Comparing FCP and ECKD disk devices
In this final section we compare our results with FCP and ECKD devices to see if there are criteria which recommend one or the other disk connectivity type, based on the performance aspect.
Comparing normalized transactional throughput
The first criteria is the transactional database throughput reached. For this test we used the setup from each connectivity type which performs the best:
- For ECKD the HyperPAV setup with 20 aliases
- For FCP the multipath setup with policy multibus and
rr_min_io =100
The result is shown in Figure 1.

Observation
With 4 CPUs the throughput using FCP or ECKD disks is not very different. With 6 CPUs the throughput with FCP devices is increased by 50%. We did not do this test with the ECKD disk, because the setup with 4 CPUs had a utilization of only 80%.
Conclusion
With FCP devices higher rates of throughput can be achieved, but this requires more CPU capacity.

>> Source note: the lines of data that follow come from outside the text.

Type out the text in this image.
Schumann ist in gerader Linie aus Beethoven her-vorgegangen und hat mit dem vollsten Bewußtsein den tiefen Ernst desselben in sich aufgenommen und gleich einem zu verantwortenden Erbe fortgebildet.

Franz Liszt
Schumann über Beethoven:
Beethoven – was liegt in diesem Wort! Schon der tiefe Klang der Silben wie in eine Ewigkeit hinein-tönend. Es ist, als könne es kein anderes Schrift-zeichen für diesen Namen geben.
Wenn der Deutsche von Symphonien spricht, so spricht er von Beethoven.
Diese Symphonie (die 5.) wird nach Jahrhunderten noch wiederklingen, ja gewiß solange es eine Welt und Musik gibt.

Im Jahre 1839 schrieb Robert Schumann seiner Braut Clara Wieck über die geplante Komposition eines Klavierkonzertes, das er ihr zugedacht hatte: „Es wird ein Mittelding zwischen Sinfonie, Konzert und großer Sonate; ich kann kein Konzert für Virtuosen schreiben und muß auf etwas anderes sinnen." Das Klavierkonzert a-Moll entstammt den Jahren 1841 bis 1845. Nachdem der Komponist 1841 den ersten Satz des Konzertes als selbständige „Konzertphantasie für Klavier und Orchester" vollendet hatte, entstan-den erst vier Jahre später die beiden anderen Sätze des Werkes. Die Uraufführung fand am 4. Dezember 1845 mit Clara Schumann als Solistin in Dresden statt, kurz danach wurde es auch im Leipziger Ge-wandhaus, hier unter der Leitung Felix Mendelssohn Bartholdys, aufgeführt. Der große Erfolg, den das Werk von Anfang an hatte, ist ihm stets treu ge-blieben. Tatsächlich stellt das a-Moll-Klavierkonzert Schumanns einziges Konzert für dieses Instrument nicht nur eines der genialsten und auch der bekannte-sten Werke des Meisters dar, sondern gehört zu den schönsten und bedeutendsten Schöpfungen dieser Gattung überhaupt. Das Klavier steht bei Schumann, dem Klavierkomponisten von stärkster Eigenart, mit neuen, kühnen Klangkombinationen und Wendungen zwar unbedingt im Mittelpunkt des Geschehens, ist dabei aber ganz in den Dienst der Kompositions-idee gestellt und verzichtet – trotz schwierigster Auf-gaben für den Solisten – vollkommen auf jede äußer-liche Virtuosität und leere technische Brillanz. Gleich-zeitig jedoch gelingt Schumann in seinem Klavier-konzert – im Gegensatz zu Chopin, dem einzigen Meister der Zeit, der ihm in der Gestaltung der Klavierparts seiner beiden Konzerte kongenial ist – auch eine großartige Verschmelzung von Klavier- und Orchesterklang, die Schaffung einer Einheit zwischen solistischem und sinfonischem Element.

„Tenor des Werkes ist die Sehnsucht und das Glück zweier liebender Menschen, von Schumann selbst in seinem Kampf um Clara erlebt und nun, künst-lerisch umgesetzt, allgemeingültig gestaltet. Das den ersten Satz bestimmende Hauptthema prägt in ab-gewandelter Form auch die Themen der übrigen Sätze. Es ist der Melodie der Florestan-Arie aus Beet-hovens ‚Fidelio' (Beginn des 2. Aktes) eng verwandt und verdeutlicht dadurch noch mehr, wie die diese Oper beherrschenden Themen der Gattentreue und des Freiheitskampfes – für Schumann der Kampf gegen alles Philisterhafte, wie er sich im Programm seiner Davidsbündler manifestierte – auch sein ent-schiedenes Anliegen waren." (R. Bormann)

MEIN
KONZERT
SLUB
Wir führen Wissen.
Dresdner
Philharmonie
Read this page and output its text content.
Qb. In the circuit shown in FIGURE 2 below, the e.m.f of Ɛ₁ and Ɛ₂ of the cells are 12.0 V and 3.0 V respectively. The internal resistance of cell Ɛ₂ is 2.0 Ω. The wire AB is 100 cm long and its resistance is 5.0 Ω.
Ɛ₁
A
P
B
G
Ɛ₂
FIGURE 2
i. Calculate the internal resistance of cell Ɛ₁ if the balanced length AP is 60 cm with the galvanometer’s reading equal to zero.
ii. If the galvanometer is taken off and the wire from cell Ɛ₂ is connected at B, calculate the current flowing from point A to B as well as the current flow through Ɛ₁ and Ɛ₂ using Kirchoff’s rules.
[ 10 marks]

Comparing CPU cost per transactional throughput
The other interesting criterion is CPU cost. Figure 2 shows the CPU required to drive 1000 transactions.

Observation
With ECKD the lowest amount of CPU is required to drive a certain amount of workload. Using FCP requires around 14% more CPU. Be aware that the Y-axis starts at 90%.
Conclusion
ECKD devices required less CPU to drive the same amount of workload than FCP. There are two reasons for that:
- ECKD devices take advantage of the usage of SAP processors (which are not accounted for)
- For ECKD disks switching between the paths is part of the DASD driver and can be done very efficiently. For FCP devices a user space tool, the multipath daemon, is required which has a much longer path length.
As final criterion the administration effort should be considered. The handling of DASD and HyperPAV is much easier and less error-prone than the complex setup of FCP devices itself and the corresponding multipath setup.